|Pylori Paradox: Microbe Harms Stomach But Protects Esophagus|
|By Nancy Touchette
April 4, 2003
When it comes to the microbes that inhabit the gastrointestinal tract, one person’s poison may be another’s cure. Heliobacter pylori, the bacterium that causes gastric ulcers and stomach cancer in some people, may actually protect against cancer of the esophagus.
A new study by researchers at the Oregon Health and Science University in Portland is shedding some light on this baffling paradox.
Michael J. Rutten and Andrew D. Jones have found that certain strains of H. pylori can trigger the death of cancerous esophageal cells in culture. But these strains do not kill normal esophageal cells.
Thus, the bacteria appear to protect against cancer by killing off cancer cells and preventing their continuing growth and spread.
“These may not be such bad bugs after all,” says Rutten. “At least for the esophagus, H. pylori may have a protective effect in the development of cancer.”
Gastric cancer, or cancer of the stomach, is the second leading cause of death due to cancer in the world. During the past twenty years, dozens of studies have concluded that H. pylori is the primary culprit in causing peptic ulcers, non-Hodgkins lymphoma of the stomach, and gastric adenocarcinoma, or stomach cancer.
More than half of people throughout the world harbor H. pylori, which is usually contracted in childhood.
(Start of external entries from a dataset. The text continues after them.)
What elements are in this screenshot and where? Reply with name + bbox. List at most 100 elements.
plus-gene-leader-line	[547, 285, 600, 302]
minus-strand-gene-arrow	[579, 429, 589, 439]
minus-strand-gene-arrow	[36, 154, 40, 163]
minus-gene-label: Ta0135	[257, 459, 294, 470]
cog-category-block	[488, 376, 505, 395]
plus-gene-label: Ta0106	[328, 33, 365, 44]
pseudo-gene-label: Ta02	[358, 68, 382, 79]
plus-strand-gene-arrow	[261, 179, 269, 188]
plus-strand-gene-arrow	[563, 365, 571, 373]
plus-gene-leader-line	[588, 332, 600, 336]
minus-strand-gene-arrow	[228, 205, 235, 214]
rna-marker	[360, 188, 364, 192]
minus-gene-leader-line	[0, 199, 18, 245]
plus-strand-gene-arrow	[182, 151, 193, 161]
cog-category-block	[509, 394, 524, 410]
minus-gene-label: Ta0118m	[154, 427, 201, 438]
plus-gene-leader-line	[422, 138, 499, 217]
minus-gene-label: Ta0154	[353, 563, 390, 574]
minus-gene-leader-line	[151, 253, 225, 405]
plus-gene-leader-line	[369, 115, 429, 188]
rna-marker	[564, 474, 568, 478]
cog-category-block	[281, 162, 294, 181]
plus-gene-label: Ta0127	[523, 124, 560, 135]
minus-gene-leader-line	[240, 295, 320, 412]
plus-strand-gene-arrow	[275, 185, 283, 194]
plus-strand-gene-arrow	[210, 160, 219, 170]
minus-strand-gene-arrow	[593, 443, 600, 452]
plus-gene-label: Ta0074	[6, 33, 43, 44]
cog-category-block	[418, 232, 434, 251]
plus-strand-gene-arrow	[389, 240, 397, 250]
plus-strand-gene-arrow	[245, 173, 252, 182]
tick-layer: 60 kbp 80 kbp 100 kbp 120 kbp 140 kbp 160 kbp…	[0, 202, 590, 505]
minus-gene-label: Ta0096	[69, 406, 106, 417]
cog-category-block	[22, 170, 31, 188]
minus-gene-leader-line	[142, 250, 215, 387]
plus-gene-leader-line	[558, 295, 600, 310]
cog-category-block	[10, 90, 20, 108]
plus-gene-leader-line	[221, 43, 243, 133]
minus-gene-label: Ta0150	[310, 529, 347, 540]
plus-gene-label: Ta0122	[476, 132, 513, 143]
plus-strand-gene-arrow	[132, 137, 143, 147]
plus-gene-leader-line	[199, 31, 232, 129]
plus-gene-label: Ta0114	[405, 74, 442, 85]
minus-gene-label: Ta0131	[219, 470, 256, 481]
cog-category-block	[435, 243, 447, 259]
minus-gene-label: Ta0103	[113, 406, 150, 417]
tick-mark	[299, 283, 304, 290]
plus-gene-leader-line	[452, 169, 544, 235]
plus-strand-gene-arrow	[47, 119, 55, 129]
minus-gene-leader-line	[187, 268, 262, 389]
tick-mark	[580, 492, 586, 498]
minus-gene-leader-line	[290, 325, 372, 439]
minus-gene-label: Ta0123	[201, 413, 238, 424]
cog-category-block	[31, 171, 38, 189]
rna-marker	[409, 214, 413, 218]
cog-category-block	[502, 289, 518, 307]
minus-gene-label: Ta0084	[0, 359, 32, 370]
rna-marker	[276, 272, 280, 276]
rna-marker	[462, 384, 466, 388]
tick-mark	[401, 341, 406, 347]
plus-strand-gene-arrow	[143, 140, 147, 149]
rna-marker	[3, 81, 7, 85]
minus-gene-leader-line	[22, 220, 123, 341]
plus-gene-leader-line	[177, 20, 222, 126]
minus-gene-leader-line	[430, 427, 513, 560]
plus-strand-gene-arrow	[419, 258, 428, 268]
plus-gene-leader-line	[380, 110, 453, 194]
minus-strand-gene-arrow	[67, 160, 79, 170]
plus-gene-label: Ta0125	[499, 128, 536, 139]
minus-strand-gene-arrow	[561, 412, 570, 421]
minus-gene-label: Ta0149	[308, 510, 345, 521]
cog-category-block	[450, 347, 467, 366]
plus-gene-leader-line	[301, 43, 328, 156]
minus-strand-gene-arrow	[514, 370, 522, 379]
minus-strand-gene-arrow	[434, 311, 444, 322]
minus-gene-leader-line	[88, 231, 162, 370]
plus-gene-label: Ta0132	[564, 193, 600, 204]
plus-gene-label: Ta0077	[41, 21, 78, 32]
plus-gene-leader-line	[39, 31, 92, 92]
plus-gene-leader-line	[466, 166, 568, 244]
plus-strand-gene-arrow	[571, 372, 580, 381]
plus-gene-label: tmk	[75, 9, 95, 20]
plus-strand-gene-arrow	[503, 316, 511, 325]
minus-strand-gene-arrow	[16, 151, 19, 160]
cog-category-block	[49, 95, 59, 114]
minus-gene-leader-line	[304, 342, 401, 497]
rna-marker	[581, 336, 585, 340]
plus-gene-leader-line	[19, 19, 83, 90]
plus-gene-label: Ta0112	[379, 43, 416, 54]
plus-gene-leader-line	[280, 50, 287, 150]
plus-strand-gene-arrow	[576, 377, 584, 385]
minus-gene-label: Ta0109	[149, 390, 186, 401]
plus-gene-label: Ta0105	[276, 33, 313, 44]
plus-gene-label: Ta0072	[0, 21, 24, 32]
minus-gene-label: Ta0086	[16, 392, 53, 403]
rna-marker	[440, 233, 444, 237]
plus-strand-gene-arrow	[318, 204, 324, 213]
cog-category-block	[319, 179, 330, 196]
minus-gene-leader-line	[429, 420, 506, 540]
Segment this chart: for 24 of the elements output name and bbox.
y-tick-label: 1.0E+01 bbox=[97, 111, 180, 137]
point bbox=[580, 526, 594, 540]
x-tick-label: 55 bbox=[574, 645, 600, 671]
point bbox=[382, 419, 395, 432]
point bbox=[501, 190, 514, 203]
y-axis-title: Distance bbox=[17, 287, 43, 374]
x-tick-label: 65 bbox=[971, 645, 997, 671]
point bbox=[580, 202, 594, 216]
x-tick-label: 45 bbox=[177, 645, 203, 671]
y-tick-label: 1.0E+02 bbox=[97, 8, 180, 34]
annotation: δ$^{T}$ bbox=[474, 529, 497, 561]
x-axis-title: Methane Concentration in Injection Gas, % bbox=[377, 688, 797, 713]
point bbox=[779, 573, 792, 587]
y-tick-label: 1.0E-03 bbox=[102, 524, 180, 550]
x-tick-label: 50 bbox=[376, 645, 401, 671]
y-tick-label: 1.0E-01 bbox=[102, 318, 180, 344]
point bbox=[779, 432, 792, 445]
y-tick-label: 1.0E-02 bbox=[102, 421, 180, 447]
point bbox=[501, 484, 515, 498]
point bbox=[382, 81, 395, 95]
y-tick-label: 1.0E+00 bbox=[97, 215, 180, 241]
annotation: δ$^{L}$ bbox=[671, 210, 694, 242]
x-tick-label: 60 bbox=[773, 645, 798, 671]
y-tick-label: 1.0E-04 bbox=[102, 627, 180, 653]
For the most part the bacterium is the sole inhabitant in the hostile environment of the stomach.
Although large numbers of people have H. pylori in their stomachs, very few ever develop malignancy due to the organism. Researchers believe this is largely because of the existence of different strains of the bacteria, only some of which are harmful.
Studies by Martin J. Blaser of the New York University School of Medicine and others have shown that strains of bacteria that produce a protein known as CagA are particularly harmful in triggering stomach ulcers and cancer. And it is those same strains of cagA+ bacteria that are most protective against esophageal cancer.
A few years ago Blaser noticed from epidemiological studies that while the rate of H. pylori infection and that of stomach cancer over the past several years were decreasing, the rate of esophageal cancer was on the rise. Blaser attributes this to the widespread use of antibiotics that are killing H. pylori.
“Esophageal cancer is the fastest increasing cancer in the United States today,” says Blaser. “It is increasing at the rate of 8-9 percent each year all over the developed world. I predict that if it goes unchecked it will become the predominant cancer of this century.”
Esophageal cancer is usually preceded by acid reflux disease and a pre-cancerous condition known as Barrett’s esophagus, in which the cells of the esophagus grow abnormally.
Blaser’s observations prompted Rutten to ask whether H. pylori might be activating different biochemical pathways in the cells it encounters. In stomach cells, H. pylori, particularly those strains with the CagA protein, trigger the production of cytokines, chemical messengers that trigger inflammation and cell proliferation. Both may contribute to the harmful effects of H. pylori.
A complex system of proteins docks with the host cell to inject the CagA protein, which acts as a toxin inside the cell. Without CagA and its associated complex, the bacteria are relatively harmless.
Rutten found that H. pylori strains with the CagA protein induce esophageal cancer cells to die through apoptosis, a process of programmed cell death. Bacterial strains without the CagA protein had little effect in inducing the death of the cancer cells.
“The bacteria with the CagA protein are the most likely to cause ulcers and stomach cancer,” says Rutten. “But the same bacteria are also the most likely to protect against esophageal cancer by triggering the death of proliferating cancer cells.”
The implications of the research are unclear, and researchers are not quite sure how to handle the new findings. Doctors frequently prescribe antibiotics to cure ulcers caused by H. pylori, but as the new research shows, this may increase the risk of esophageal cancer.
“It’s a tough issue,” says Rutten. “How do you treat patients? Do you take care of the problem at hand, knowing this may increase the risk of another cancer? We don’t really know.”